Background: The Framingham risk models and Pooled Cohort Equations (PCE) are widely used for predicting the 10-year risk of developing coronary heart disease (CHD) and cardiovascular disease (CVD), respectively. Over the past few decades, these models have been extensively validated across different settings and populations. However, no efforts have yet been made to formally synthesise the evidence on the predictive performance of these models and to assess their potential generalisability across different subgroups and geographical regions.

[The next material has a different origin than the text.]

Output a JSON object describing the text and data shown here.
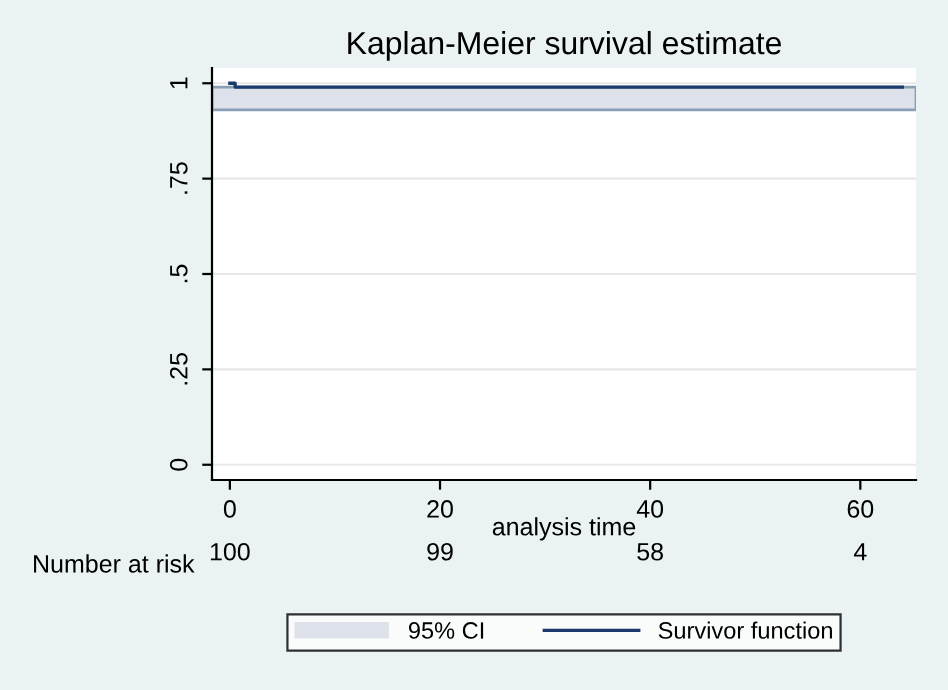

Objectives: To systematically review and summarise the predictive performance of 3 common cardiovascular risk prediction models (Framingham Wilson 1998, Framingham ATP III 2002 and PCE 2013), and to determine sources of heterogeneity.
Methods: A search was performed in December 2015, to identify studies investigating the predictive performance of the aforementioned models. Studies were eligible for inclusion if they validated the original prediction model separately for men or women, to predict its respective clinical outcome in the general population. Performance estimates (observed expected (OE) ratio and c-statistic) were summarised using random effects models and sources of heterogeneity were explored using meta-regression.
Results: The search identified 820 references, of which 29 were included, describing 82 validations. Results indicate that, on average, all models overestimated the risk of CHD and CVD (Figure). Overestimation was most pronounced for high-risk individuals and for European populations. Discriminative performance was better in women for all models. There was considerable heterogeneity in the c-statistic (range pooled estimates 0.64-0.73), likely due to differences in patient spectrum across studies.
Conclusions: The Framingham Wilson, ATP III and PCE have adequate discriminative ability but all overestimate the risk of developing CHD or CVD, especially in European and high-risk populations. Future research should focus on facilitating strategies to tailor these prediction models to specific populations, rather than developing more models that are based on the same or similar predictors.